The patent application describes an apparatus and method for detecting out-of-distribution data using a neural network model.

  • The apparatus includes processors that generate output data based on input data and determine if the input data is out-of-distribution.
  • The method involves calculating loss values for neighboring data within a reference distance from the input data and comparing them to a threshold to detect out-of-distribution data.
  • This technology aims to improve the accuracy and reliability of neural network models by identifying data that is different from the training data.

Potential Applications: - Enhancing the performance of machine learning models in various industries such as finance, healthcare, and autonomous vehicles. - Improving the security of systems by detecting anomalies in data that could indicate malicious activity.

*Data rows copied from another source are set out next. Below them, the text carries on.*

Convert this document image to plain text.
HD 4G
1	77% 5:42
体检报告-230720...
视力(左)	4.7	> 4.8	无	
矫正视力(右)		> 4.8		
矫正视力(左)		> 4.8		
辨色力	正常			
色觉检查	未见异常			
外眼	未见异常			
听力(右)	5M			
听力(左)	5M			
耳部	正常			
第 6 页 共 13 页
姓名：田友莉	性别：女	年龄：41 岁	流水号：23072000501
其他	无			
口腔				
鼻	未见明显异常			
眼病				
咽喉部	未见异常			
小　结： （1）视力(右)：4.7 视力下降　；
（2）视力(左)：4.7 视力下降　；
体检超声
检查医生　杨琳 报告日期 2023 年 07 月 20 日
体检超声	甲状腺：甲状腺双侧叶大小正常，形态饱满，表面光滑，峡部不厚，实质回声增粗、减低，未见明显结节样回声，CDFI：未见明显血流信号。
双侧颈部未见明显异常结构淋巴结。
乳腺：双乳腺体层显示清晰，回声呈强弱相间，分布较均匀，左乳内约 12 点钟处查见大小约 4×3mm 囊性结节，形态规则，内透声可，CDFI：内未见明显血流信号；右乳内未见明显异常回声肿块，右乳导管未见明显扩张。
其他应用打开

Problems Solved: - Addressing the challenge of identifying out-of-distribution data that can lead to inaccurate predictions and decisions. - Enhancing the trustworthiness of neural network models by detecting data that deviates from the training set.

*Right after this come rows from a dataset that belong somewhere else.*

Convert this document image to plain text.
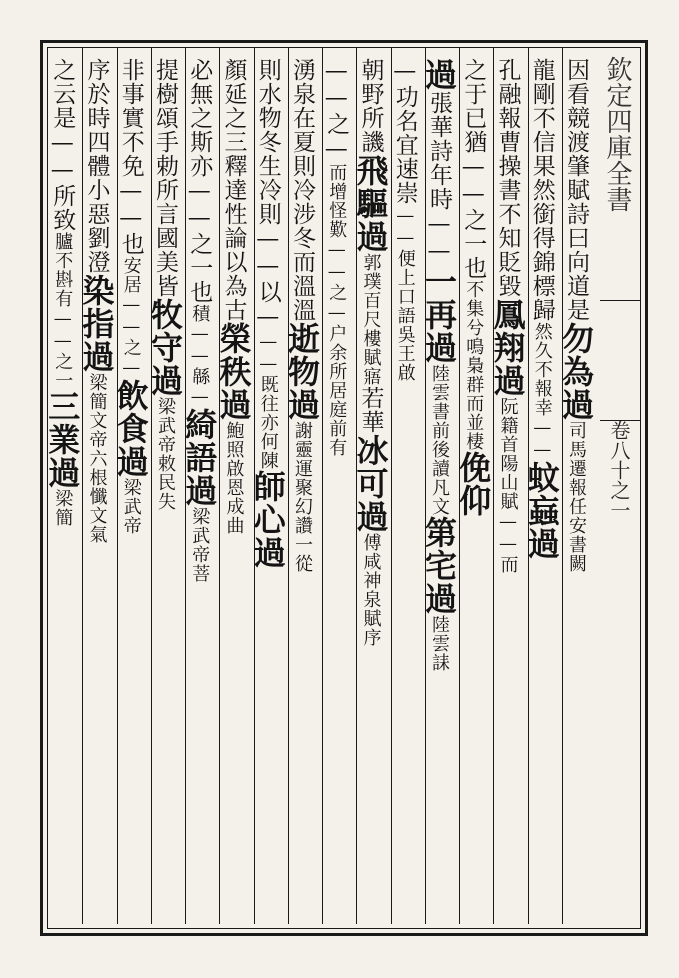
欽定四庫全書
卷八十之一
因看競渡肇賦詩曰向道是勿為過司馬遷報任安書闕
龍剛不信果然銜得錦標歸然久不報幸——蚊蝱過
孔融報曹操書不知貶毀鳳翔過阮籍首陽山賦——而
之于已猶——之一也不集兮鳴梟群而並棲俛仰
過張華詩年時——一再過陸雲書前後讀凡文第宅過陸雲誄
—功名宜速崇——便上口語吳王啟
朝野所譏飛驅過郭璞百尺樓賦寤若華冰可過傅咸神泉賦序
——之—而增怪歎——之—户余所居庭前有
湧泉在夏則冷涉冬而溫溫逝物過謝靈運聚幻讚一從
則水物冬生冷則——以———既往亦何陳師心過
顏延之三釋達性論以為古榮秩過鮑照啟恩成曲
必無之斯亦——之一也積——緜—綺語過梁武帝菩
提樹頌手勅所言國美皆牧守過梁武帝敕民失
非事實不免——也安居——之—飲食過梁武帝
序於時四體小惡劉澄染指過梁簡文帝六根懺文氣
之云是——所致臚不斟有——之一三業過梁簡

Benefits: - Increased accuracy and robustness of machine learning models. - Enhanced security and reliability in data-driven applications. - Improved decision-making based on more reliable data analysis.

Commercial Applications: Title: "Enhanced Data Detection Technology for Machine Learning Applications" This technology can be utilized in industries such as finance for fraud detection, healthcare for patient diagnosis, and autonomous vehicles for object recognition. The market implications include improved efficiency, reduced risks, and enhanced performance in data-driven systems.

Questions about Data Detection Technology: 1. How does this technology contribute to the advancement of machine learning models? - This technology enhances the reliability and accuracy of machine learning models by detecting out-of-distribution data that can lead to errors in predictions. 2. What are the potential implications of using this technology in autonomous vehicles? - By detecting anomalies in data, this technology can improve the safety and performance of autonomous vehicles by ensuring accurate object recognition and decision-making processes.


Original Abstract Submitted

An apparatus and method with out-of-distribution data detection is provided. The apparatus includes one or more processors configured to execute instructions; and one or more memories storing the instructions, wherein, the execution of the instructions by the one or more processors configures the one or more processors to generate output data using a neural network model provided input data; determine, based on the output data, a maximum loss value among calculated loss values that correspond to neighboring data within a reference distance from the input data; and detect, based on the maximum loss value and a threshold, whether the input data is out-of-distribution (OOD) data that is different from in-distribution data corresponding to training data used in a training of the neural network model.